The farmer’s wife rose before dawn to grind corn for the morning meal. Huddling in her woolen shawl eh ran the short distance from her house to the cooking hut. There she put some llama dung into the side opening  of the little clay stove and blew on the embers from last night’s fire to start a new fire going.

On one of the burners she set a pot of water to boil. While it heated, she ground dry corn on large, three-legged, sloping slab of stone. On the stone the woman threw corn kernels, a handful at a time, and with a large handstone, crushing them into flour. She poured the flour into the pot of boiling water, added some peppers, and let the mixture boil into mush.

When the food was ready, the woman carried the hot pot back into the hut. The family hunched over the meal and ate it quickly. The Indians believed in witchcraft, and they were afraid that a witch might get to their food and sicken them, so they tried to eat it as fast as possible.

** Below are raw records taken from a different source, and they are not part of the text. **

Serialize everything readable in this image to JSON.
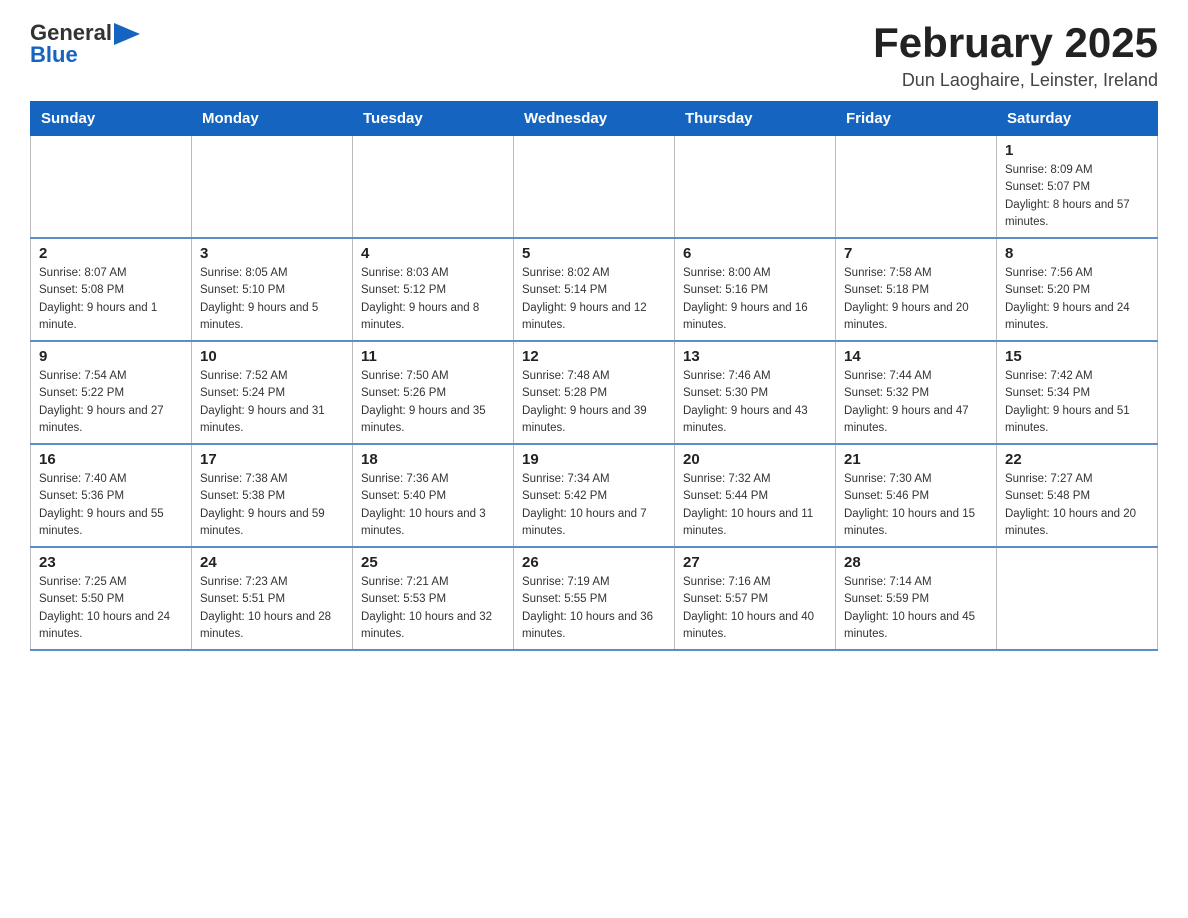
{
  "header": {
    "logo": {
      "general": "General",
      "blue": "Blue"
    },
    "title": "February 2025",
    "location": "Dun Laoghaire, Leinster, Ireland"
  },
  "calendar": {
    "days": [
      "Sunday",
      "Monday",
      "Tuesday",
      "Wednesday",
      "Thursday",
      "Friday",
      "Saturday"
    ],
    "weeks": [
      [
        {
          "day": "",
          "sunrise": "",
          "sunset": "",
          "daylight": ""
        },
        {
          "day": "",
          "sunrise": "",
          "sunset": "",
          "daylight": ""
        },
        {
          "day": "",
          "sunrise": "",
          "sunset": "",
          "daylight": ""
        },
        {
          "day": "",
          "sunrise": "",
          "sunset": "",
          "daylight": ""
        },
        {
          "day": "",
          "sunrise": "",
          "sunset": "",
          "daylight": ""
        },
        {
          "day": "",
          "sunrise": "",
          "sunset": "",
          "daylight": ""
        },
        {
          "day": "1",
          "sunrise": "Sunrise: 8:09 AM",
          "sunset": "Sunset: 5:07 PM",
          "daylight": "Daylight: 8 hours and 57 minutes."
        }
      ],
      [
        {
          "day": "2",
          "sunrise": "Sunrise: 8:07 AM",
          "sunset": "Sunset: 5:08 PM",
          "daylight": "Daylight: 9 hours and 1 minute."
        },
        {
          "day": "3",
          "sunrise": "Sunrise: 8:05 AM",
          "sunset": "Sunset: 5:10 PM",
          "daylight": "Daylight: 9 hours and 5 minutes."
        },
        {
          "day": "4",
          "sunrise": "Sunrise: 8:03 AM",
          "sunset": "Sunset: 5:12 PM",
          "daylight": "Daylight: 9 hours and 8 minutes."
        },
        {
          "day": "5",
          "sunrise": "Sunrise: 8:02 AM",
          "sunset": "Sunset: 5:14 PM",
          "daylight": "Daylight: 9 hours and 12 minutes."
        },
        {
          "day": "6",
          "sunrise": "Sunrise: 8:00 AM",
          "sunset": "Sunset: 5:16 PM",
          "daylight": "Daylight: 9 hours and 16 minutes."
        },
        {
          "day": "7",
          "sunrise": "Sunrise: 7:58 AM",
          "sunset": "Sunset: 5:18 PM",
          "daylight": "Daylight: 9 hours and 20 minutes."
        },
        {
          "day": "8",
          "sunrise": "Sunrise: 7:56 AM",
          "sunset": "Sunset: 5:20 PM",
          "daylight": "Daylight: 9 hours and 24 minutes."
        }
      ],
      [
        {
          "day": "9",
          "sunrise": "Sunrise: 7:54 AM",
          "sunset": "Sunset: 5:22 PM",
          "daylight": "Daylight: 9 hours and 27 minutes."
        },
        {
          "day": "10",
          "sunrise": "Sunrise: 7:52 AM",
          "sunset": "Sunset: 5:24 PM",
          "daylight": "Daylight: 9 hours and 31 minutes."
        },
        {
          "day": "11",
          "sunrise": "Sunrise: 7:50 AM",
          "sunset": "Sunset: 5:26 PM",
          "daylight": "Daylight: 9 hours and 35 minutes."
        },
        {
          "day": "12",
          "sunrise": "Sunrise: 7:48 AM",
          "sunset": "Sunset: 5:28 PM",
          "daylight": "Daylight: 9 hours and 39 minutes."
        },
        {
          "day": "13",
          "sunrise": "Sunrise: 7:46 AM",
          "sunset": "Sunset: 5:30 PM",
          "daylight": "Daylight: 9 hours and 43 minutes."
        },
        {
          "day": "14",
          "sunrise": "Sunrise: 7:44 AM",
          "sunset": "Sunset: 5:32 PM",
          "daylight": "Daylight: 9 hours and 47 minutes."
        },
        {
          "day": "15",
          "sunrise": "Sunrise: 7:42 AM",
          "sunset": "Sunset: 5:34 PM",
          "daylight": "Daylight: 9 hours and 51 minutes."
        }
      ],
      [
        {
          "day": "16",
          "sunrise": "Sunrise: 7:40 AM",
          "sunset": "Sunset: 5:36 PM",
          "daylight": "Daylight: 9 hours and 55 minutes."
        },
        {
          "day": "17",
          "sunrise": "Sunrise: 7:38 AM",
          "sunset": "Sunset: 5:38 PM",
          "daylight": "Daylight: 9 hours and 59 minutes."
        },
        {
          "day": "18",
          "sunrise": "Sunrise: 7:36 AM",
          "sunset": "Sunset: 5:40 PM",
          "daylight": "Daylight: 10 hours and 3 minutes."
        },
        {
          "day": "19",
          "sunrise": "Sunrise: 7:34 AM",
          "sunset": "Sunset: 5:42 PM",
          "daylight": "Daylight: 10 hours and 7 minutes."
        },
        {
          "day": "20",
          "sunrise": "Sunrise: 7:32 AM",
          "sunset": "Sunset: 5:44 PM",
          "daylight": "Daylight: 10 hours and 11 minutes."
        },
        {
          "day": "21",
          "sunrise": "Sunrise: 7:30 AM",
          "sunset": "Sunset: 5:46 PM",
          "daylight": "Daylight: 10 hours and 15 minutes."
        },
        {
          "day": "22",
          "sunrise": "Sunrise: 7:27 AM",
          "sunset": "Sunset: 5:48 PM",
          "daylight": "Daylight: 10 hours and 20 minutes."
        }
      ],
      [
        {
          "day": "23",
          "sunrise": "Sunrise: 7:25 AM",
          "sunset": "Sunset: 5:50 PM",
          "daylight": "Daylight: 10 hours and 24 minutes."
        },
        {
          "day": "24",
          "sunrise": "Sunrise: 7:23 AM",
          "sunset": "Sunset: 5:51 PM",
          "daylight": "Daylight: 10 hours and 28 minutes."
        },
        {
          "day": "25",
          "sunrise": "Sunrise: 7:21 AM",
          "sunset": "Sunset: 5:53 PM",
          "daylight": "Daylight: 10 hours and 32 minutes."
        },
        {
          "day": "26",
          "sunrise": "Sunrise: 7:19 AM",
          "sunset": "Sunset: 5:55 PM",
          "daylight": "Daylight: 10 hours and 36 minutes."
        },
        {
          "day": "27",
          "sunrise": "Sunrise: 7:16 AM",
          "sunset": "Sunset: 5:57 PM",
          "daylight": "Daylight: 10 hours and 40 minutes."
        },
        {
          "day": "28",
          "sunrise": "Sunrise: 7:14 AM",
          "sunset": "Sunset: 5:59 PM",
          "daylight": "Daylight: 10 hours and 45 minutes."
        },
        {
          "day": "",
          "sunrise": "",
          "sunset": "",
          "daylight": ""
        }
      ]
    ]
  }
}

Often, when a man was among strangers, he ate his food facing a wall, to hide him from anything evil.

There were only two meals a day and they varied little from day to day. The Indians ate orn meal, other cereal and beans, or a simple stew of potatoes and beans. After a harvest, corn was sometime boiled in its husk. A few times a month, on festive occasions, the Indians ate duck, guinea pig, or occasionally, the meat of an old llama or alpaca. Whatever meat was left over was pounded and dried carefully in the sun.